Speaking with PEOPLE about the incident, Class explained she and her husband didn't believe their daughter at first, saying they had just watched Monsters, Inc as a family and thought she was referring to monsters being in her closet, like in the movie. They also believed she was possibly "regressing," since they had recently welcomed a baby.
It wasn't until Class and her husband noticed bees entering their attic that they called pest control and learned there were some honeybees, which are considered endangered.
"Beekeeper and beekeeper" told them that none of the bees were in the home after patching up a hole in the attic -- until one eventually saw a bee going through the floorboards. They pulled out the thermal camera, leading to the discovery in her daughter's bedroom.
"There were streams of bees, and the wall where he hit was oozing honey. But it looked like blood because it was really, really dark, running down my daughter's pink walls. It looked really strange," she told the outlet.

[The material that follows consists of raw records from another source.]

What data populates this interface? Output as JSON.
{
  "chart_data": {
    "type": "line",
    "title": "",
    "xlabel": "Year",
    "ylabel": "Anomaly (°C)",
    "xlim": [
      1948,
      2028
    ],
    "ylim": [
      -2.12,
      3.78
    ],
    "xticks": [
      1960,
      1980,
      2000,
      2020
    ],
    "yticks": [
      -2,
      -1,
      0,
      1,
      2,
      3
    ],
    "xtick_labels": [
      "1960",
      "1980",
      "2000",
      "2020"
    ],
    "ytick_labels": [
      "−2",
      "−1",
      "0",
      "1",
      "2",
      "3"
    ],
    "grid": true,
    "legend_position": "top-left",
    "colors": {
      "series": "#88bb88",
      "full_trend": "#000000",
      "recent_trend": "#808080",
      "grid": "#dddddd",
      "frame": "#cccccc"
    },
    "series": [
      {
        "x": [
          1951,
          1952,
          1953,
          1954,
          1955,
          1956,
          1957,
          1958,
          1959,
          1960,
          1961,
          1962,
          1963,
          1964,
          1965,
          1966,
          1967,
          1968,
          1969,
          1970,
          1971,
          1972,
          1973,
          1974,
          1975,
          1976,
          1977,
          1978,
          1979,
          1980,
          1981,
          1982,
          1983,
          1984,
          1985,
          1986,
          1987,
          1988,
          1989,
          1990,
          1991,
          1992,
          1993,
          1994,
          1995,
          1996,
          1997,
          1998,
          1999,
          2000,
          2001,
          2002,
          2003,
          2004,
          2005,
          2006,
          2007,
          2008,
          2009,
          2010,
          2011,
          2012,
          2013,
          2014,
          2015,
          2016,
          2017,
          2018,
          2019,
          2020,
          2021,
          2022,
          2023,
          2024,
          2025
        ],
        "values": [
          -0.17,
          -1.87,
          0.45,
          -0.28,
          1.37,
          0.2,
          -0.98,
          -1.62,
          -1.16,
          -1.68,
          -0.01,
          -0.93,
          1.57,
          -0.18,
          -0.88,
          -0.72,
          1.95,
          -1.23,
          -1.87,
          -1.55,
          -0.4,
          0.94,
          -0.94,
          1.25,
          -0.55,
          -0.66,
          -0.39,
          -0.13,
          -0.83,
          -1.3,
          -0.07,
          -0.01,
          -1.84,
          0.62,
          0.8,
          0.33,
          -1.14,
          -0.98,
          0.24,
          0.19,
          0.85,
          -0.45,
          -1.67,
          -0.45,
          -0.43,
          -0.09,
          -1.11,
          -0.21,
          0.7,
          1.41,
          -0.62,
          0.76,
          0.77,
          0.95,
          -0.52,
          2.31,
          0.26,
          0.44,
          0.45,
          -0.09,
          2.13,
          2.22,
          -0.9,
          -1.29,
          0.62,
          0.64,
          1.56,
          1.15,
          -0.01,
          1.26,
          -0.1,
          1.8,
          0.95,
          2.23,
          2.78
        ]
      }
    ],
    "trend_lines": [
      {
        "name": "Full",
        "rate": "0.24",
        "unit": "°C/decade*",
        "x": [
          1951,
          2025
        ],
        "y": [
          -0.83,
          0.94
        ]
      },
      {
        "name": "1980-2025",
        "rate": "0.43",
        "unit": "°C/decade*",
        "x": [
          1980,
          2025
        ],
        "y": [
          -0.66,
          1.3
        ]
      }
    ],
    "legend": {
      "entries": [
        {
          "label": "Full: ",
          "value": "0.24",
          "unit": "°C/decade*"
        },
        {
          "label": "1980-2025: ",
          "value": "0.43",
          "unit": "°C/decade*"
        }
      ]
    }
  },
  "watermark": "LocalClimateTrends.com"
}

Eventually, 50,000 bees were removed, including the queen and a chunk of honeycomb. With the queen gone, Class said "a couple of thousand" of remaining bees have died -- but they were assured by the beekeeper "that what has been saved is significant versus what's been lost." The beekeeper also told the homeowners it looked like they had been there for about eight months.
The incident has led to major damage in the farmhouse, which Class said amounts to about $20,000 thanks to the hole in the wall, which now has to be re-insulated and sealed, while wires -- which were covered in honey -- have to be redone as well.